Forty-three years after it was delivered, one of the air force’s oldest flying machines has clocked up an impressive 10,000 hours in the air.
The Number 3 Squadron Sioux training helicopter, NZ 3706, was taken aloft several weeks ago by the commanding officer of the squadron, Wing Commander Ian MacPherson for its 10,000th hour of flying.
The Bell 47 Sioux prototype helicopter first flew in 1945 at the end of World War II. The versatility of the nuggety little helicopter was shown a few years later when they were widely used in the Korean War to bring back wounded soldiers from the front lines to medical units for treatment.

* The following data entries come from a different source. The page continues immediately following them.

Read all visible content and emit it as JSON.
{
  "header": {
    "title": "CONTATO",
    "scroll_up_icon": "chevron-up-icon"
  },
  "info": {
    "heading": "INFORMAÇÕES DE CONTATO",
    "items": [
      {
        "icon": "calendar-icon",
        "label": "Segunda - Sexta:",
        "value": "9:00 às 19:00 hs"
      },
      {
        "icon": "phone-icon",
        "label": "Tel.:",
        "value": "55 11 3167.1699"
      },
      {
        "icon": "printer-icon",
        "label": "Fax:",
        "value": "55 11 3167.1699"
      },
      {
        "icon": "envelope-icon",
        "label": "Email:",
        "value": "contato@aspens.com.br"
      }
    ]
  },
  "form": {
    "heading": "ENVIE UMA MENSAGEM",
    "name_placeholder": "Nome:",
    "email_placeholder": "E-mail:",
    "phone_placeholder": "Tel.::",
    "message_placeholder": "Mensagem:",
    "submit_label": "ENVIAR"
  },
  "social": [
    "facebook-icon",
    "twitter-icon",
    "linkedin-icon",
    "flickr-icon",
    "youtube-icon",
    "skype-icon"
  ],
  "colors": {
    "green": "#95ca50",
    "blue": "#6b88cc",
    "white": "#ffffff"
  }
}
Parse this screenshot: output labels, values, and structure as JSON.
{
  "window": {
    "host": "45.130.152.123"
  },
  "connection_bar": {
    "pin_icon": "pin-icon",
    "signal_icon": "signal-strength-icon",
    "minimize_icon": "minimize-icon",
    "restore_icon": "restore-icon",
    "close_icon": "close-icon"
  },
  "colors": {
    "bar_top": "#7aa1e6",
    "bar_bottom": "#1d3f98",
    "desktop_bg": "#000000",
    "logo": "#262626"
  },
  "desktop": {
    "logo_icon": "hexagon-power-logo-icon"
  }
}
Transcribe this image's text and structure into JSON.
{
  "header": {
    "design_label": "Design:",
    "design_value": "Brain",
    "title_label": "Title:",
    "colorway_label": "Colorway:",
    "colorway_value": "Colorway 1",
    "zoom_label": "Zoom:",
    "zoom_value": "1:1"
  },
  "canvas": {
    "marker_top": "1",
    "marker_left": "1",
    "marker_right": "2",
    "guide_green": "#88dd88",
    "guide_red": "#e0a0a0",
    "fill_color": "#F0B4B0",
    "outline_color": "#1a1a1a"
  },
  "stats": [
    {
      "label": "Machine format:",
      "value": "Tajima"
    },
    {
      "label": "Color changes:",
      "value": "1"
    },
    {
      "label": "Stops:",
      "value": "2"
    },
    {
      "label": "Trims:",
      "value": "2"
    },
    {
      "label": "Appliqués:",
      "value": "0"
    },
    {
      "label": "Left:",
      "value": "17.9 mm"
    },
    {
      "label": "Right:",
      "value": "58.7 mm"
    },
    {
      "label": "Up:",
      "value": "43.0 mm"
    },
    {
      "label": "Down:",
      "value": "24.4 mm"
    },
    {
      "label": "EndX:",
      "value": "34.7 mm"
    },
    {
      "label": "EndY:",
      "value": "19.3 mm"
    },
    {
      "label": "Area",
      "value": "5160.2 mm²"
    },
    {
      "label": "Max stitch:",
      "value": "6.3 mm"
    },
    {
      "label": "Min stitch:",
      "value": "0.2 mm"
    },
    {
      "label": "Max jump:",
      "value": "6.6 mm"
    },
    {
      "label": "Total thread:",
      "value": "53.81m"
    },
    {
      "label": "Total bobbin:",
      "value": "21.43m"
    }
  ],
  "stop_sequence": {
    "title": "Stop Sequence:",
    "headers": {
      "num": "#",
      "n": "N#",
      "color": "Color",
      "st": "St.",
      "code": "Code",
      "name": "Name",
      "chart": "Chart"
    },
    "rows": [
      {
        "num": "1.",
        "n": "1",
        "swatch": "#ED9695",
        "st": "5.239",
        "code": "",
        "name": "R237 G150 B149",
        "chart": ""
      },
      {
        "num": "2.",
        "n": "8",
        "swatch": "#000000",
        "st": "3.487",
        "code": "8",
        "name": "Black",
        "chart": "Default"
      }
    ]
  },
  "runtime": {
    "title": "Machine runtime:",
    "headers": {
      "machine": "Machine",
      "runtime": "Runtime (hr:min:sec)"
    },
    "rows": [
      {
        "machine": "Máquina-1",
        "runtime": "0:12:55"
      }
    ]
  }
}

They became familiar around the world after the MASH television series about an American army medical team in Korea in the early 1950s.
The Royal New Zealand Air Force took delivery of 13 Sioux helicopters in 1965 and 1970. They were the first military helicopters operated in New Zealand and were used in a variety of roles, including reconnaissance, battlefield liaison and pilot training.
The air force said seven of the machines had crashed, including one a year after it was delivered, and only five were still flying.
They were used to train pilots and were an excellent platform to teach the fundamentals of helicopter flying because of their “excellent visibility and the forthright challenge of flying the beast,” Squadron Leader Tim Evans said in the latest issue of the air force magazine, Air Force News.
“There is a common adage that if you can fly a Sioux, you can fly anything,” he said.
The Sioux helicopter fleet are to replaced by five Italian built, Agusta-Westland A109LUH light utility helicopters,
Defence minister Phil Goff signed a $139 million contract for the five new state-of-the-art helicopters in May this year and they are to enter service in 2011.